On a recent Sunday morning, I drove to Veterans Memorial Building in Alameda. The events of May 21, followed by Camping’s stroke, had left a deep void inside the fellowship as well as inside Family Radio, and for a while it was not clear whether either would survive. There had been, apparently, tremendous debate within the company over whether to continue publicizing the October 21 deadline, with a sizable contingent opposed; over time, however, especially as Camping had held on, the official Family Radio position became that the date stood, that Family Radio’s mission was accomplished, that there was no more salvation to be wrung after May 21, and so there would be no more discussion. As far as “Open Forum” was concerned, rebroadcasts would give way to new programming: Camping was retired.
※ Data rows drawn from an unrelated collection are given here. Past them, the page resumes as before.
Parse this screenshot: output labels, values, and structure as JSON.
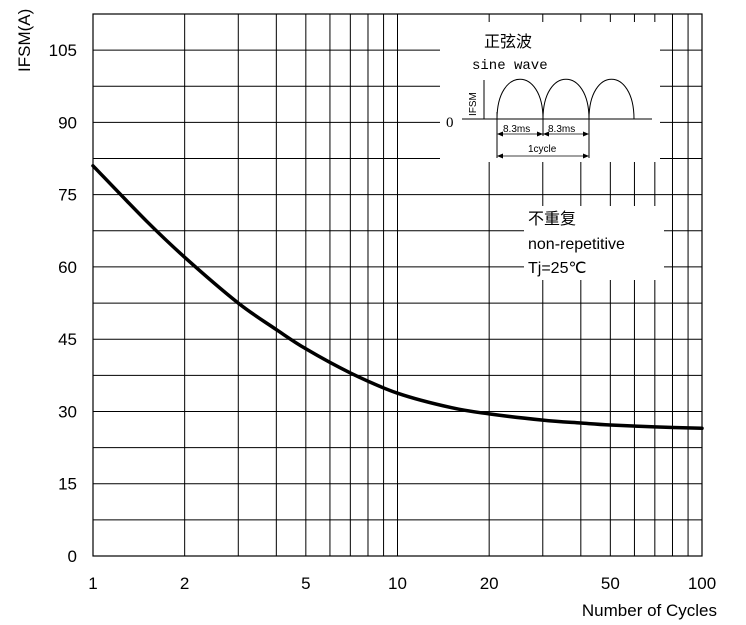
{
  "chart_data": {
    "type": "line",
    "title": "",
    "xlabel": "Number of Cycles",
    "ylabel": "IFSM(A)",
    "x_scale": "log",
    "xlim": [
      1,
      100
    ],
    "ylim": [
      0,
      112.5
    ],
    "grid": true,
    "x_ticks": [
      1,
      2,
      5,
      10,
      20,
      50,
      100
    ],
    "x_tick_labels": [
      "1",
      "2",
      "5",
      "10",
      "20",
      "50",
      "100"
    ],
    "y_ticks": [
      0,
      15,
      30,
      45,
      60,
      75,
      90,
      105
    ],
    "y_tick_labels": [
      "0",
      "15",
      "30",
      "45",
      "60",
      "75",
      "90",
      "105"
    ],
    "series": [
      {
        "x": [
          1,
          1.5,
          2,
          3,
          4,
          5,
          7,
          10,
          15,
          20,
          30,
          40,
          50,
          70,
          100
        ],
        "y": [
          81,
          69.5,
          62,
          52.5,
          47,
          43,
          38,
          33.8,
          30.8,
          29.5,
          28.2,
          27.6,
          27.2,
          26.8,
          26.5
        ]
      }
    ],
    "annotations": {
      "note_line1": "不重复",
      "note_line2": "non-repetitive",
      "note_line3": "Tj=25℃",
      "inset_title_cn": "正弦波",
      "inset_title_en": "sine wave",
      "inset_ylabel": "IFSM",
      "inset_zero": "0",
      "inset_half1": "8.3ms",
      "inset_half2": "8.3ms",
      "inset_cycle": "1cycle"
    }
  }
}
And while most in the fellowship—and presumably most in his worldwide followers—had found themselves profoundly lost after May 21, unsure of whom to believe or what to do, the most faithful among them were steadily returning to the flock. These included the few dozen sipping coffee from paper cups in folding metal chairs inside Veterans Memorial Building—different ages and races, some alone and others with family, all of them well dressed and smiling. A mustachioed man rose to offer the Bible lesson. He was short and cartoonish, wearing a suit ripped from a seventies exhibit at the Smithsonian, and he grinned absurdly as he talked, with a slight Mexican accent, about Noah and the 7,000 years, about what it meant that “we are still here,” about the illusion that “things are A-OK” and the reality that “we’re on track, everything is moving according to God’s plan” for October 21, when “He will destroy all this, it will all be done, the verdict for them will be guilty.” I looked around the hall as he spoke: Two young girls in floral-print dresses were drawing pictures with markers; a boy of about 9 sat next to his goateed father, dressed in jeans and a hunting T-shirt, the two of them pinching each other and stealing quiet giggles. When it came time to pray—for “the meek who shall inherit the earth” and “our loved ones that are not saved, who will die forever”—both abruptly looked down solemnly, covering their faces with their fingers.

By now the fellowship was cautious of outsiders. After the service, I approached the woman who’d been playing the piano as they’d sung hymns earlier. She hesitated to acknowledge that she was Camping’s daughter, Sue Espinoza; it was her first time back at the fellowship since before May 21. Her father, she told me, was weak but recovering better than expected—just a few days earlier, he’d returned home, in fact, for continued physical therapy. He’d told his family that God had “used him to spread His message and he’d done that—he’d warned the world—and so his work was done and God silenced him.” She said he remained utterly convinced of the October 21 deadline, as did she, but as she parroted her father’s language—the spiritual Rapture had commenced, God was merciful, the end was coming—I got the impression that, like the Bible study I’d just listened to, much of it was perfunctory.